Quote:Using quaterion for camera movement is also good if you want to do some kind inertia & acceleration using the initial camera orientation and the desired final camera orientation.

Another good reason. Everyone talks about SLERPing, but SQUADing (spherical quadric interpolation) can produce some really great results, particularly for camera motion. Others have used NURBS curves over quaternions-as-vectors to accomplish similar effects.

I've also heard that quaternions avoid gimbal lock and I am surprised to learn that it's not true. Does anyone know how or why that rumor started?

Quote:Original post by CDProp
I've also heard that quaternions avoid gimbal lock and I am surprised to learn that it's not true. Does anyone know how or why that rumor started?

As far as I can tell, it started because everybody "knows" that gimbal lock is bad, yet practically no one understands what it is. And since quaternions differ from euler angles in not exhibiting gimbal lock, people somehow associated gimbal lock with "normal" rotation, and lack of gimbal lock with "quaternion" rotation.

In reality, gimbal lock is an effect which one rarely encounters in game development; unless you are writing a flight simulator or an IK solver, you're unlikely to ever see it.

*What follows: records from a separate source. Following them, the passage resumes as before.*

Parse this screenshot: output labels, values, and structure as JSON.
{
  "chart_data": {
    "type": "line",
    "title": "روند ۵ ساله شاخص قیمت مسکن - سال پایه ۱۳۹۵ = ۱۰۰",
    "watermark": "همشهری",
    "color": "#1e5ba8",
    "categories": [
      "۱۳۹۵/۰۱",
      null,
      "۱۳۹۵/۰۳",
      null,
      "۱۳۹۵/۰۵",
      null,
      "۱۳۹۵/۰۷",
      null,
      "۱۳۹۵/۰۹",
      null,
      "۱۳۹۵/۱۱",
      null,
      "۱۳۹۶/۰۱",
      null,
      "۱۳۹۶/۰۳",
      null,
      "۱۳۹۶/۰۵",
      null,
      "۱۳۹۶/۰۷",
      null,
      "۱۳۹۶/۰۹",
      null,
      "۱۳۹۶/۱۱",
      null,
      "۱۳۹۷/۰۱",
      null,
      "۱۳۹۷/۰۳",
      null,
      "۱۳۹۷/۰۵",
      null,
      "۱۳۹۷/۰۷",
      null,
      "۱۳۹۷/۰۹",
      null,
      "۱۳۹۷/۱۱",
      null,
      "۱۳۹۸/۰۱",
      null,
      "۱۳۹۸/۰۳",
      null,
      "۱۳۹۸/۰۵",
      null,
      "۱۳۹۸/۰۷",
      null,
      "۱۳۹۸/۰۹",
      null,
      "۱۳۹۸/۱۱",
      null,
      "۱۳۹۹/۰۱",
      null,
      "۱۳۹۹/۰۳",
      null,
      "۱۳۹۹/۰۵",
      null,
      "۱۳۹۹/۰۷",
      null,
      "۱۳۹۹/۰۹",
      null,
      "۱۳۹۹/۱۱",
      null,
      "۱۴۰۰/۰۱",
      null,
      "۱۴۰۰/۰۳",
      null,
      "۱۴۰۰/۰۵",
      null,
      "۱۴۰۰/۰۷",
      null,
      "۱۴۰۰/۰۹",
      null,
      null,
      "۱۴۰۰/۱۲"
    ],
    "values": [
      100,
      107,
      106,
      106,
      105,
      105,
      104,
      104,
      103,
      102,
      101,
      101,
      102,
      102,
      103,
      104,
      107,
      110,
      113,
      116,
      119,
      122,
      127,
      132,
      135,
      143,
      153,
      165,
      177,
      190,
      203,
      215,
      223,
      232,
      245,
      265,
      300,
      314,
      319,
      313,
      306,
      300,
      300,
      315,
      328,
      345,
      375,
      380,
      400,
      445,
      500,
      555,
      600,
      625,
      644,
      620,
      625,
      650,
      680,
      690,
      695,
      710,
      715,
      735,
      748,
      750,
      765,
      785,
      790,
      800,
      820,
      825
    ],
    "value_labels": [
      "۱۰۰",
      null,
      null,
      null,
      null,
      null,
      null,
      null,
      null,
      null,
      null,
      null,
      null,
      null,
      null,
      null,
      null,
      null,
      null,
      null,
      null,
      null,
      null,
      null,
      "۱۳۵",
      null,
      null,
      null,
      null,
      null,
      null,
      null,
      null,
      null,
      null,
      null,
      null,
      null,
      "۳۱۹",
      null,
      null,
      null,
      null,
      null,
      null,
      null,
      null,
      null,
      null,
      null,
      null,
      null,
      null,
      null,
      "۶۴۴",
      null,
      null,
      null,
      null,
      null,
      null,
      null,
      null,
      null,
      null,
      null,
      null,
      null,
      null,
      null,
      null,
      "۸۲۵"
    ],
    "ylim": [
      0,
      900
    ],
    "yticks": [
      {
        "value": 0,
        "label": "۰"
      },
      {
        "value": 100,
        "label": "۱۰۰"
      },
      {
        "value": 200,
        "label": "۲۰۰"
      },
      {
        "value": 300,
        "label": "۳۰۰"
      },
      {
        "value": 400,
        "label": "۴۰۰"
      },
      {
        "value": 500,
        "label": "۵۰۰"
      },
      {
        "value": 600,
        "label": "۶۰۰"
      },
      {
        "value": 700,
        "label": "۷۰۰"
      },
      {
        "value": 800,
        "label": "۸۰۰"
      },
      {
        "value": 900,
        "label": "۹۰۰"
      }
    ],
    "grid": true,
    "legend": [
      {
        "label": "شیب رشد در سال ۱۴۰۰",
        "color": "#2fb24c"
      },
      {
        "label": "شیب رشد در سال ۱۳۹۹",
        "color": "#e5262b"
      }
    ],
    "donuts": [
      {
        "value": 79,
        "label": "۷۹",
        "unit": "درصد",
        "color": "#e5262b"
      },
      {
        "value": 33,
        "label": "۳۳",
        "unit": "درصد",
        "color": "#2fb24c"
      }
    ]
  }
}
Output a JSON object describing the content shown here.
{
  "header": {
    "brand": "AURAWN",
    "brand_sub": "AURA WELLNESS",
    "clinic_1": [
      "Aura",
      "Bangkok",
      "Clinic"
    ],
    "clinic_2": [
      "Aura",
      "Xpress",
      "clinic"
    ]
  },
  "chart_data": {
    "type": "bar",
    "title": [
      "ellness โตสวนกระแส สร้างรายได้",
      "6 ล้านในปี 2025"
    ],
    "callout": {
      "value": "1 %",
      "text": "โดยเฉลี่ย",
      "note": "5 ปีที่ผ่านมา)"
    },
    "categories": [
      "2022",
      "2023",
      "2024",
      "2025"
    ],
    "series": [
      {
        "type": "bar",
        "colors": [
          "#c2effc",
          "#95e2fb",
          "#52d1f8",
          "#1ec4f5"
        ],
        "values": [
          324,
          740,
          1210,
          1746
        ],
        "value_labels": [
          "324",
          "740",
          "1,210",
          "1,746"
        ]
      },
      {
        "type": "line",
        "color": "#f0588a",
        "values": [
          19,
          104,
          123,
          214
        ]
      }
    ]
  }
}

Gimbal lock is a result of improper combinations of successive rotations: when the rotation axis of a later rotation is placed to be in parallel with the rotation axis of a previous rotation. Since Euler angles are a rotation representation that is defined to be the combination of three rotations, running into situations with gimbal lock seems to be easier, but that's due to a lack of understanding of how to properly combine rotations represented by Euler angles.

Ok, thanks for clearing up the gimbal lock issue, now my use of matrices feels much better :)

And if I understood correctly, in practise I should mainly be using quaternions for cutscenes and the like?

About character animation, is the effect much worse with matrices? I was planning to use a matrix palette for bones animation, but does that look bad? Should I instead try to create a quaternion+position pairs palette for bone animation in my engine?

Quote:Original post by all_names_taken
And if I understood correctly, in practise I should mainly be using quaternions for cutscenes and the like?

Erm, no - what gave you that impression exactly? :)

Just think of it this way: you can use a quaternion anywhere you would normally use a rotation matrix (more or less), and the only differences are going to be internal (i.e. not visible) trade-offs in storage requirements, efficiency, code clarity, and so on.

Quote:About character animation, is the effect much worse with matrices? I was planning to use a matrix palette for bones animation, but does that look bad? Should I instead try to create a quaternion+position pairs palette for bone animation in my engine?

Again, it's not about 'effect' or how something looks - the person viewing the simulation is not going to be able to determine whether matrices or quaternions were used just by looking.

IMO there's little point in choosing a rotation representation until you have a pretty good understanding of the differences between them. For this purpose I recommend this article, which provides an excellent overview of the subject.